The source of an E. coli outbreak in six states is likely ground beef, the U.S. Centers for Disease Control and Prevention said Friday.

A total of 109 people have become ill from the outbreak; 17 have been hospitalized. No deaths have been reported and no cases of hemolytic uremic syndrome, a type of kidney failure associated with E. coli, have resulted from the outbreak.

Cases of E. coli have been reported in Georgia, Kentucky, Ohio, Tennessee, Virginia and Indiana.

The ill people reported eating ground beef at home and in restaurants but no common supplier, distributor or brand of ground beef has been identified as a source of the outbreak. That investigation is continuing.

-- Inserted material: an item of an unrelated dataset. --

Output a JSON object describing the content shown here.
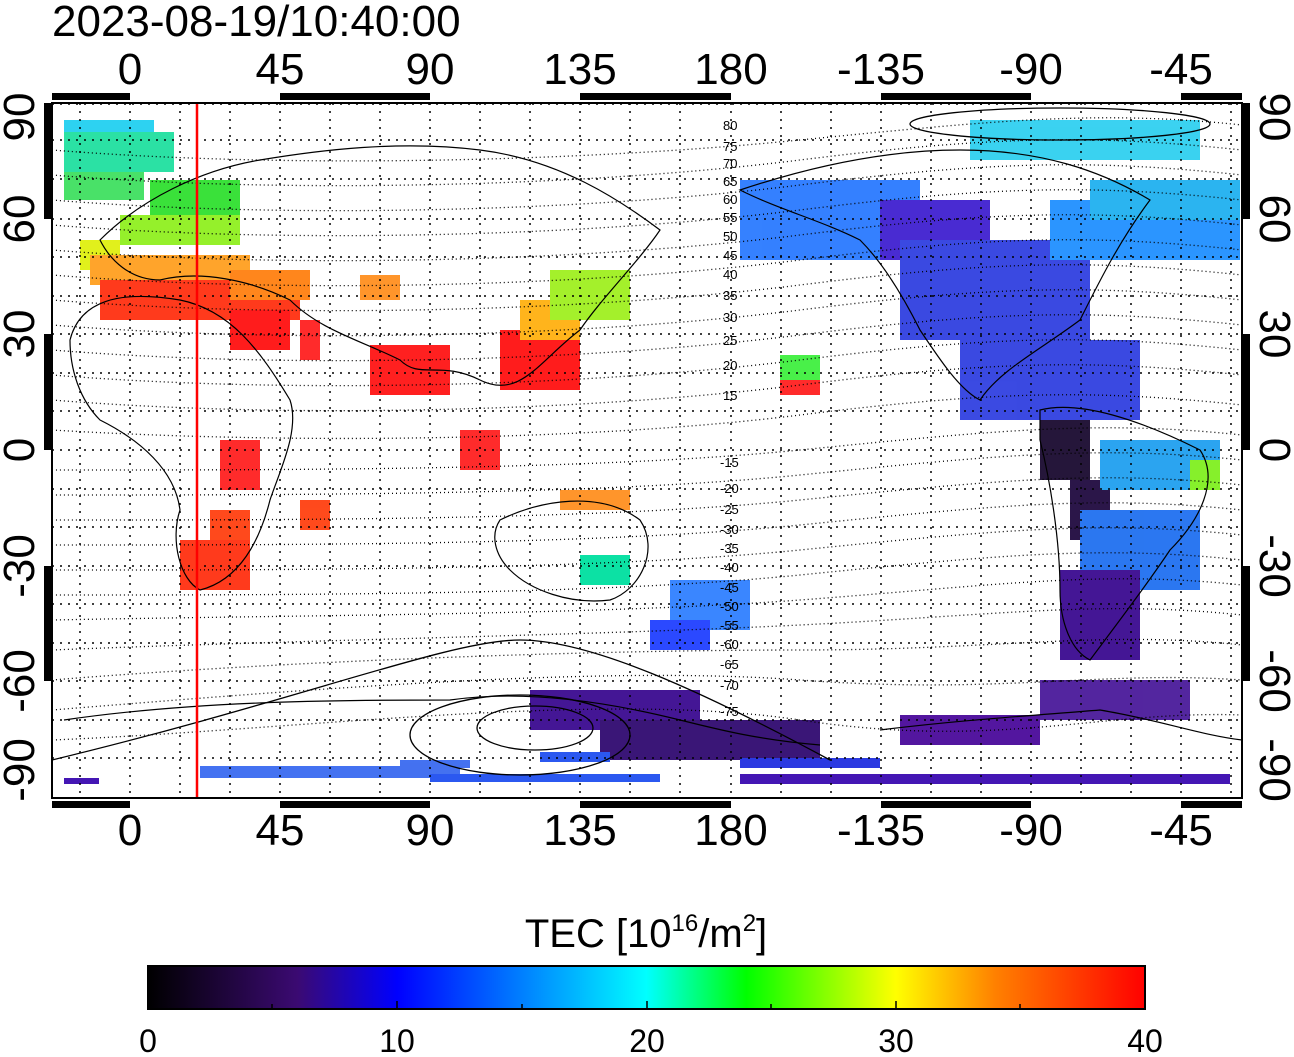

“CDC is not recommending that consumers avoid eating ground beef at this time. Consumers at restaurants should handle ground beef safely and cook it thoroughly to avoid foodborne illness,” the agency said.

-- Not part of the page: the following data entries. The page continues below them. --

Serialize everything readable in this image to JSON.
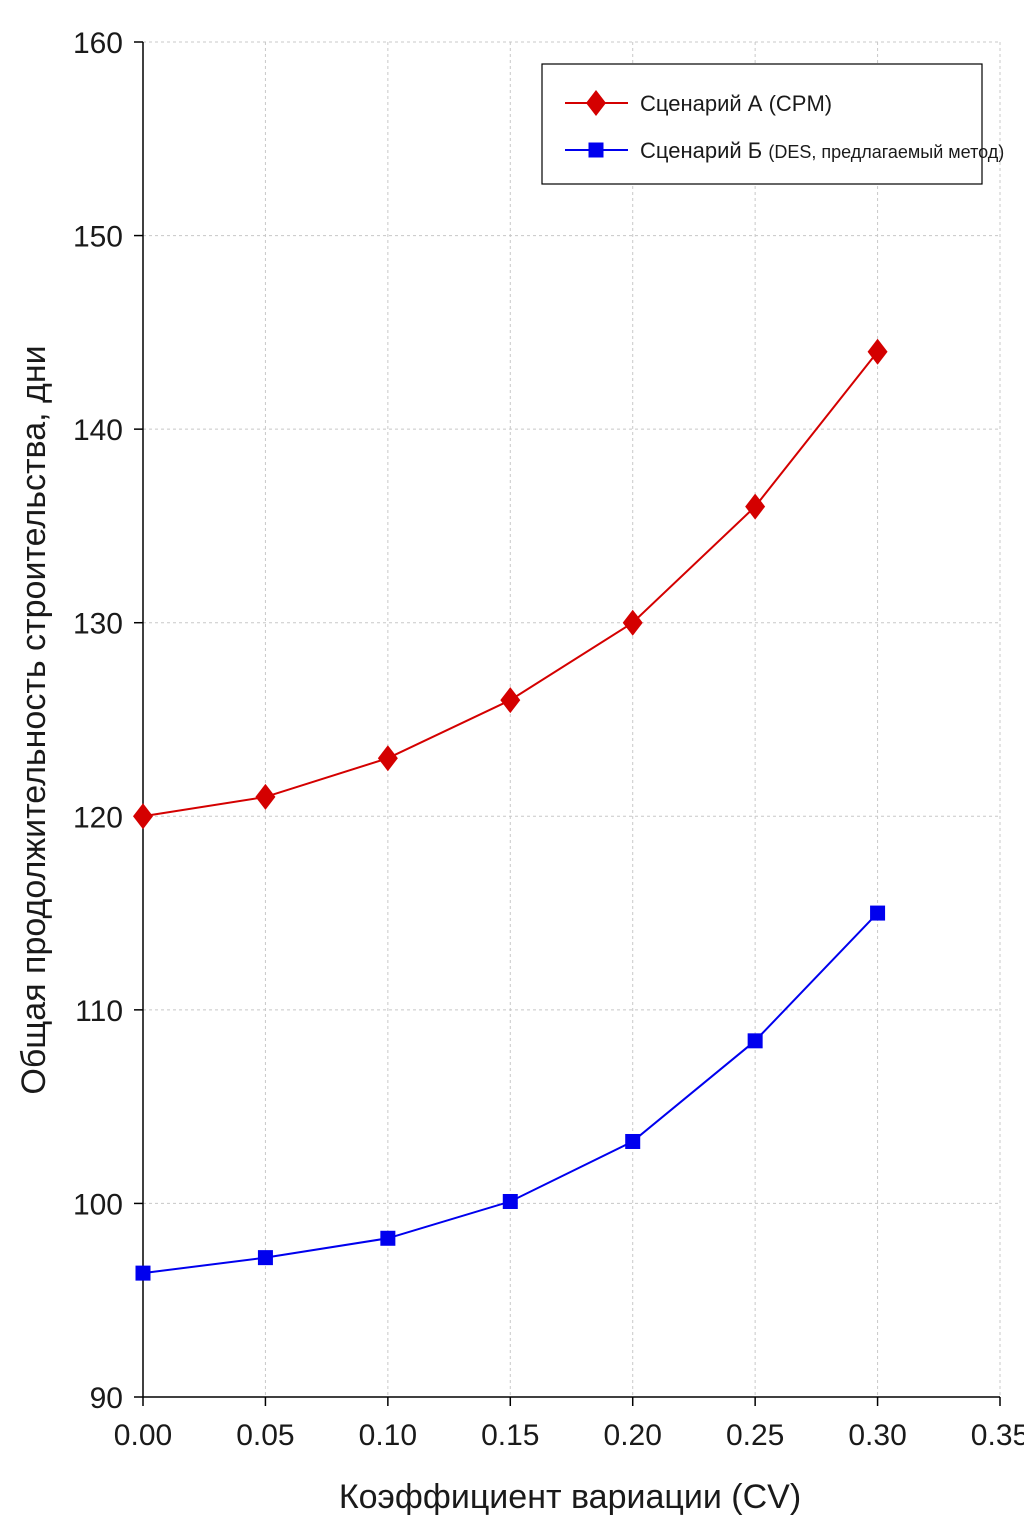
{
  "chart_data": {
    "type": "line",
    "title": "",
    "xlabel": "Коэффициент вариации (CV)",
    "ylabel": "Общая продолжительность строительства, дни",
    "xlim": [
      0.0,
      0.35
    ],
    "ylim": [
      90,
      160
    ],
    "x_ticks": [
      "0.00",
      "0.05",
      "0.10",
      "0.15",
      "0.20",
      "0.25",
      "0.30",
      "0.35"
    ],
    "y_ticks": [
      "90",
      "100",
      "110",
      "120",
      "130",
      "140",
      "150",
      "160"
    ],
    "grid": true,
    "legend_position": "top-right",
    "x": [
      0.0,
      0.05,
      0.1,
      0.15,
      0.2,
      0.25,
      0.3
    ],
    "series": [
      {
        "name": "Сценарий А (CPM)",
        "name_main": "Сценарий А (CPM)",
        "name_sub": "",
        "color": "#d40000",
        "marker": "diamond",
        "values": [
          120.0,
          121.0,
          123.0,
          126.0,
          130.0,
          136.0,
          144.0
        ]
      },
      {
        "name": "Сценарий Б (DES, предлагаемый метод)",
        "name_main": "Сценарий Б ",
        "name_sub": "(DES, предлагаемый метод)",
        "color": "#0000ee",
        "marker": "square",
        "values": [
          96.4,
          97.2,
          98.2,
          100.1,
          103.2,
          108.4,
          115.0
        ]
      }
    ]
  }
}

Symptoms of E. coli, which include stomach cramps, bloody diarrhea and vomiting that lasts for up to a week, typically appear anywhere from four to seven days after exposure.

CDC tips for handling ground beef:

  • Keep raw meat separate from foods that won’t be cooked before eating.
  • Wash hands with soap and water after touching raw meat and before touching other kitchen items.
  • Thoroughly wash countertops, cutting boards, plates, and utensils with hot, soapy water or a bleach solution after they touch raw meat to avoid contaminating other foods and items in your kitchen.
  • Cooking ground beef:
  • Don’t eat raw or undercooked ground beef.
  • Cook ground beef hamburgers and mixtures such as meatloaf to 160°F internal temperature. Use a food thermometer to make sure the meat has reached a safe internal temperature. You can’t tell whether meat is safely cooked by looking at it.
  • For hamburgers, insert thermometer through the side of the patty until it reaches the middle.
  • Place the thermometer in the thickest part of the meat for foods like meatloaf.
  • For casseroles and for sauces that contain ground beef, such as spaghetti sauce or sloppy joe, check the temperature in several places.
  • After cooking ground beef, refrigerate within 2 hours and use within 3 to 4 days.
  • When ordering at a restaurant, ask that ground beef hamburgers and mixtures be cooked to an internal temperature of at least 160°F.
  • Storing ground beef:
  • Refrigerate or freeze raw ground beef within two hours after purchase.
  • If you refrigerate raw ground beef, use within 1 or 2 days.
  • Store ground beef in a plastic bag on the lowest shelf of your refrigerator.
  • If you break large packages of ground beef into smaller packages for freezing, wash hands with soap and water after touching the meat or its packaging, and before touching other surfaces.
  • Use hot, soapy water to clean the area where you divided the ground beef, including kitchen counters and utensils.
  • Label your packages with the date they were placed in the freezer and where you purchased the ground beef.
  • Thawing ground beef:
  • The best way to safely thaw ground beef is in the refrigerator. Cook or refreeze within 1 or 2 days.